Even with Bellinger back in the fold, the outfield mix remains dangerously left-handed, and General Manager Brian Cashman knows it. According to Brenden Kuty of The Athletic, the Yankees are still actively hunting for a right-handed bat who can mash southpaws, because entering the season without a counterpunch to the league’s best lefty starters is a death wish in October.
The front office had their eyes on Austin Hays, but he took his talents to the South Side of Chicago over the weekend, leaving the Yankees to scour the bargain bin. This is why the rumors about a Paul Goldschmidt reunion refuse to die; he fits the “lefty killer” profile perfectly, even if he is stuck at first base. But the outfield needs insurance, and frankly, the answer might be a guy who is already familiar with the visitor’s clubhouse in Tampa.
Austin Slater Is the “Unsexy” Fix That Actually Works
We need to talk about Austin Slater. I know, the 33-year-old was a ghost for the Yankees last season, barely seeing the field after being acquired at the deadline before a hamstring injury shelved him. But if we dig into the profile, he checks the exact box Cashman is trying to fill.

Sure, his surface numbers from 2025 look ugly—hitting just .224 against lefties isn’t going to win any batting titles. But I’m looking at the damage, not the batting average.
In just 85 at-bats against southpaws, Slater launched five home runs. That is a home run every 17 at-bats, a power pace that translates to 30+ homers over a full season. He isn’t going to be an on-base machine at this stage of his career, but if you need a guy to come off the bench in the 7th inning and run into a fastball from a lefty reliever, Slater still has that specific, elite tool.
The “Martian” Cannot Save You From Left-Handers
The natural counterargument here is, “What about Jasson Domínguez? He’s a switch-hitter!” Stop it. We have seen enough to know that The Martian is a completely different hitter from the right side, and not in a good way. His splits suggest he is far more dangerous swinging lefty, meaning he doesn’t solve the platoon disadvantage; he effectively neutralizes himself.

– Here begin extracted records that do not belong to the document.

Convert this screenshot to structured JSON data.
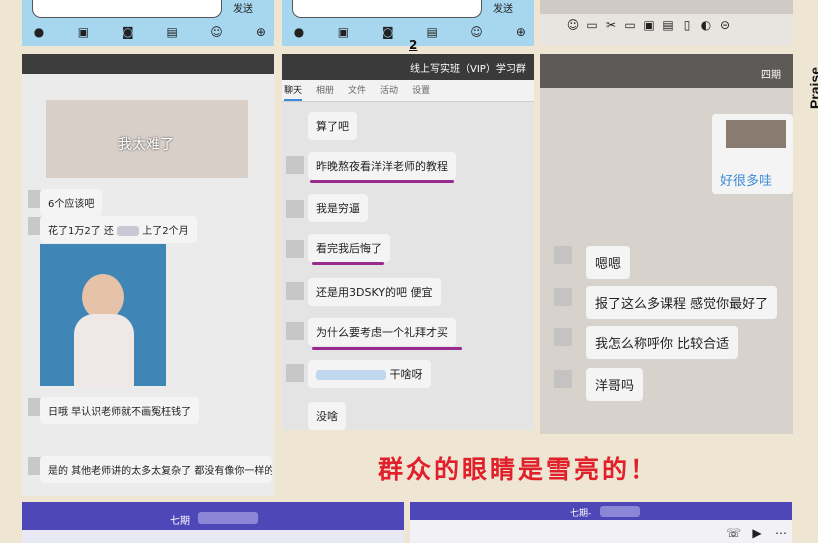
{
  "page_number": "2",
  "section_label": "Praise",
  "send_label": "发送",
  "slogan": "群众的眼睛是雪亮的！",
  "left_chat": {
    "meme_caption": "我太难了",
    "messages": [
      "6个应该吧",
      "花了1万2了 还",
      "上了2个月",
      "日哦  早认识老师就不画冤枉钱了",
      "是的  其他老师讲的太多太复杂了 都没有像你一样的中"
    ]
  },
  "mid_chat": {
    "group_title": "线上写实班（VIP）学习群",
    "tabs": [
      "聊天",
      "相册",
      "文件",
      "活动",
      "设置"
    ],
    "messages": [
      "算了吧",
      "昨晚熬夜看洋洋老师的教程",
      "我是穷逼",
      "看完我后悔了",
      "还是用3DSKY的吧  便宜",
      "为什么要考虑一个礼拜才买",
      "干啥呀",
      "没啥"
    ]
  },
  "right_chat": {
    "title": "四期",
    "link_text": "好很多哇",
    "messages": [
      "嗯嗯",
      "报了这么多课程  感觉你最好了",
      "我怎么称呼你  比较合适",
      "洋哥吗"
    ]
  },
  "bottom_left": {
    "title": "七期"
  },
  "bottom_right": {
    "title": "七期-"
  },
  "colors": {
    "accent_purple": "#9a2a8f",
    "slogan_red": "#e0202b",
    "qq_blue": "#a7d6ef",
    "header_purple": "#4e47b8"
  }
}
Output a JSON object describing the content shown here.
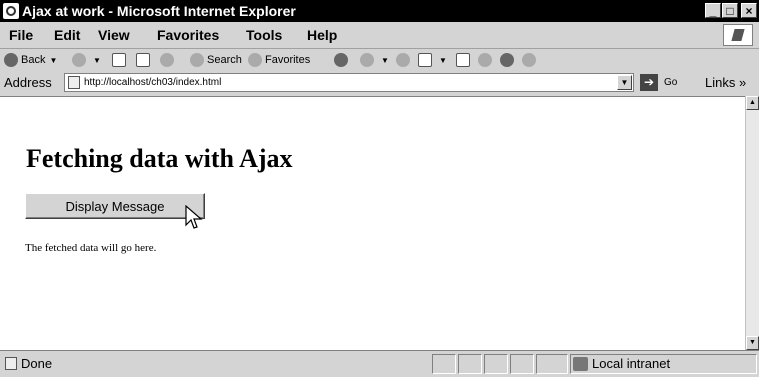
{
  "window": {
    "title": "Ajax at work - Microsoft Internet Explorer",
    "min_label": "_",
    "max_label": "□",
    "close_label": "×"
  },
  "menu": {
    "items": [
      "File",
      "Edit",
      "View",
      "Favorites",
      "Tools",
      "Help"
    ]
  },
  "toolbar": {
    "back_label": "Back",
    "search_label": "Search",
    "favorites_label": "Favorites"
  },
  "address": {
    "label": "Address",
    "url": "http://localhost/ch03/index.html",
    "go_label": "Go",
    "links_label": "Links »"
  },
  "page": {
    "heading": "Fetching data with Ajax",
    "button_label": "Display Message",
    "message": "The fetched data will go here."
  },
  "status": {
    "text": "Done",
    "zone": "Local intranet"
  }
}
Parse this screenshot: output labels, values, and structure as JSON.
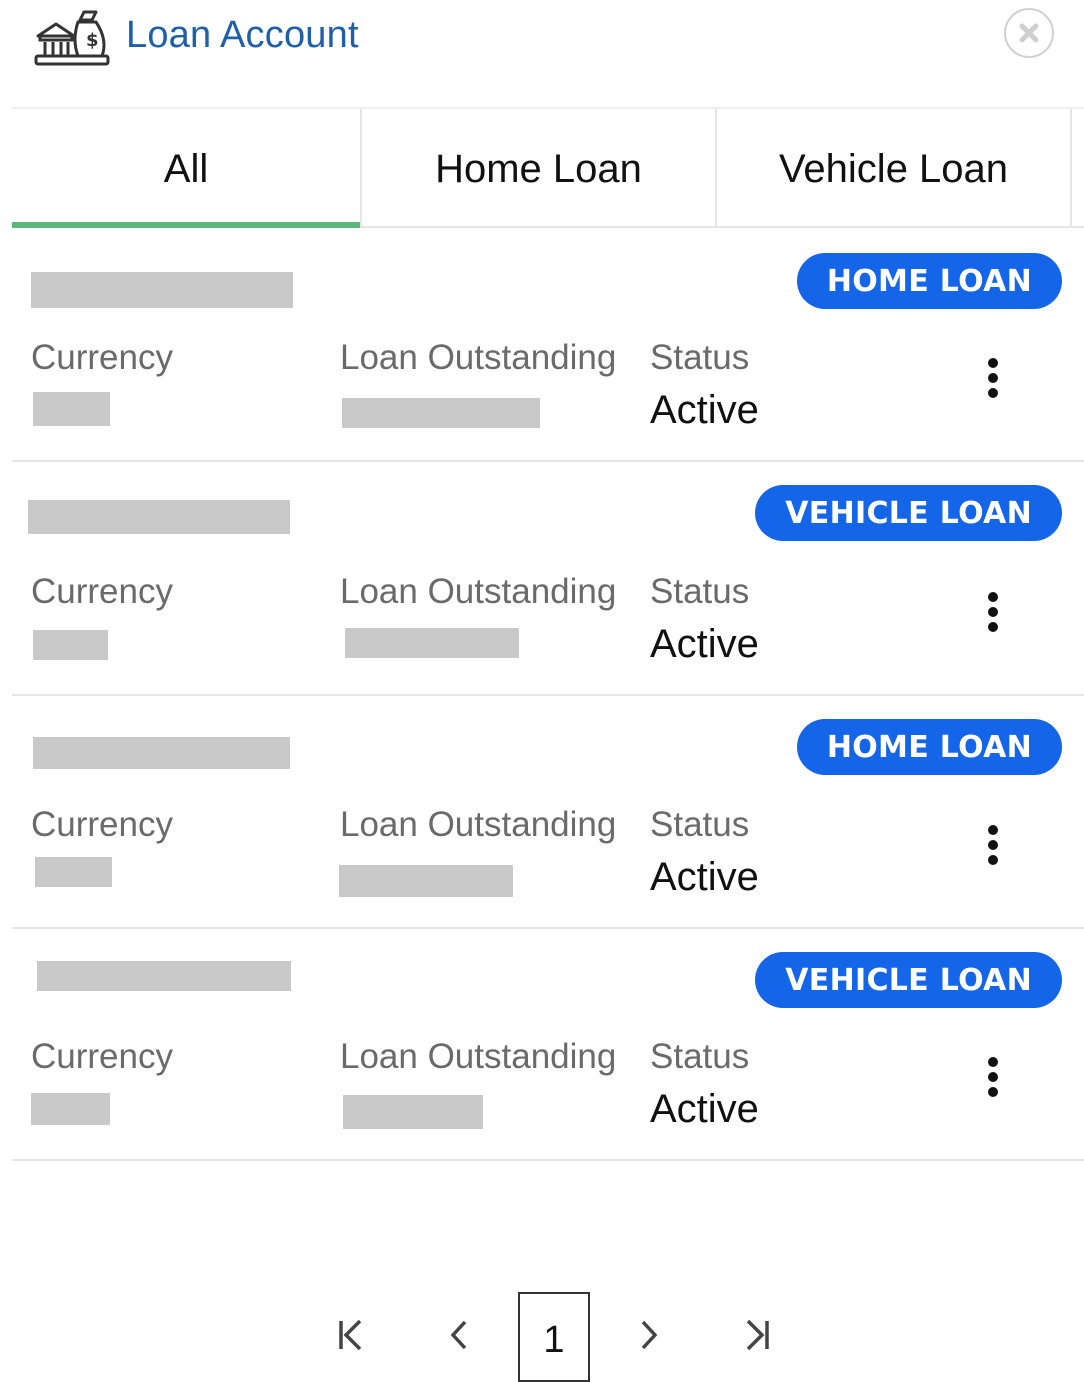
{
  "header": {
    "title": "Loan Account",
    "app_icon": "bank-money-bag-icon",
    "close_icon": "close-circle-icon"
  },
  "tabs": [
    {
      "label": "All",
      "active": true
    },
    {
      "label": "Home Loan",
      "active": false
    },
    {
      "label": "Vehicle Loan",
      "active": false
    }
  ],
  "labels": {
    "currency": "Currency",
    "loan_outstanding": "Loan Outstanding",
    "status": "Status"
  },
  "loans": [
    {
      "badge": "HOME LOAN",
      "status": "Active"
    },
    {
      "badge": "VEHICLE LOAN",
      "status": "Active"
    },
    {
      "badge": "HOME LOAN",
      "status": "Active"
    },
    {
      "badge": "VEHICLE LOAN",
      "status": "Active"
    }
  ],
  "pagination": {
    "current_page": "1",
    "first_icon": "first-page-icon",
    "prev_icon": "chevron-left-icon",
    "next_icon": "chevron-right-icon",
    "last_icon": "last-page-icon"
  },
  "colors": {
    "accent_blue": "#1565e8",
    "title_blue": "#1e5fa8",
    "tab_underline": "#5cb87a",
    "redaction": "#c9c9c9"
  }
}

There are other names floating around, like Randal Grichuk, but his production against lefties fell off a cliff in 2025. Slater represents a known commodity with a specific skill set that costs pennies. It isn’t the splashy move that breaks the internet, but adding a veteran who can punish mistakes for league minimum is exactly how you round out a competitive roster. Cashman missed on Hays, but he can’t afford to miss on the concept. He needs a right-handed hammer, and he needs it now.